Я посмотрел на горизонт. Сангвинарные острова выделялись на фоне неба. Легенда гласила, что их назвали в честь жертв чумы, с их «черной кровью», и что их доставляли туда на протяжении четырех столетий господства Генуи, с XV до XVIII столетия. Другая легенда гласила, что причиной тому было закатное солнце, окрасившее их в цвет крови. Я думал о тебе, Беатрис. Смерть унесла и этих несчастных, заболевших чумой. Их связали и сожгли, и их прах был развеян на этих выжженных бесплодных островах.
Барбара оторвалась от своей работы, чтобы посмотреть на детей. Все было хорошо. «Не переживай, братец, вы с Беатрис снова будете вместе». Я посмотрел на Абделя, который играл с детьми внизу, на пляже. Летиция загорала в жарких лучах солнца. Ее черные волосы и бледная кожа сверкали. Она стала женщиной. Дети Барбары прыгали и дурачились. Мы все собирались встретиться позже на большом пляже в Капо-ди-Фено.

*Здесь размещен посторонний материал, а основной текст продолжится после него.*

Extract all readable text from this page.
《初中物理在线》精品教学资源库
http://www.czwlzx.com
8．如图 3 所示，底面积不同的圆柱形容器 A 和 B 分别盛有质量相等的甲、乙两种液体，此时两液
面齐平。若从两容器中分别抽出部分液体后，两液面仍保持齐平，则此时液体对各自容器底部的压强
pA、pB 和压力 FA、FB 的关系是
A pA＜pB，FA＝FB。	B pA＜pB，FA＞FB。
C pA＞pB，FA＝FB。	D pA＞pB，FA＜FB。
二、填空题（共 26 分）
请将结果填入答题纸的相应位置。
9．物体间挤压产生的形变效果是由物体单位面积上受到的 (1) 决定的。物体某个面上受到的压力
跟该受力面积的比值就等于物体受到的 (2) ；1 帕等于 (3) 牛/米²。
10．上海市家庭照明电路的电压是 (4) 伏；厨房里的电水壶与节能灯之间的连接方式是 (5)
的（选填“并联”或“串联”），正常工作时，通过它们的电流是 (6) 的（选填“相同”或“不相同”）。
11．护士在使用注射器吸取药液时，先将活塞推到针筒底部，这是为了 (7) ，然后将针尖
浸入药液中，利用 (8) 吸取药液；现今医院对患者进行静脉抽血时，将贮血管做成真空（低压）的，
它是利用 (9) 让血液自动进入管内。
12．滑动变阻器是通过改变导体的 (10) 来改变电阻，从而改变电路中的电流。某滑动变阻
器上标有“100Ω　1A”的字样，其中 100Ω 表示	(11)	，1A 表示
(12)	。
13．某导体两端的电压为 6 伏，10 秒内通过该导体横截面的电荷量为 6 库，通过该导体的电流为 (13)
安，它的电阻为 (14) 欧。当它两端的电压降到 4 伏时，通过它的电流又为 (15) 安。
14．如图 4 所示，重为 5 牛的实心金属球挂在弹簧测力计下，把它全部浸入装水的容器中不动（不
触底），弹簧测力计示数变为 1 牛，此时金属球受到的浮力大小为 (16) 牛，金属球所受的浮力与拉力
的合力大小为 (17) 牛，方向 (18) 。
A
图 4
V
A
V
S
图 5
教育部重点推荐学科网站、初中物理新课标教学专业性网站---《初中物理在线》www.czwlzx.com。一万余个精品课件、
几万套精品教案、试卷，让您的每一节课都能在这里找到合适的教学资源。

Абдель посадил меня в маленький автомобиль. Робер-Жан прислонился сзади, чтобы я не заваливался на поворотах. Мы приехали в ресторан под названием «У Пьеррету», лачугу на просторном, красивом и опасном участке пляжа. Моя замечательная команда перенесла меня через песок и посадила во главе стола. Дети плавали голышом в стороне. Я, успокоенный прибоем, погрузился в состояние безразличия. Стемнело, и я сжался в кресле. Несколько молодых женщин улыбнулись и поздоровались со мной. Я дремал, пока не пришли дети и не расселись вокруг длинного стола под пальмами. Кузен Филипп обо всем позаботился.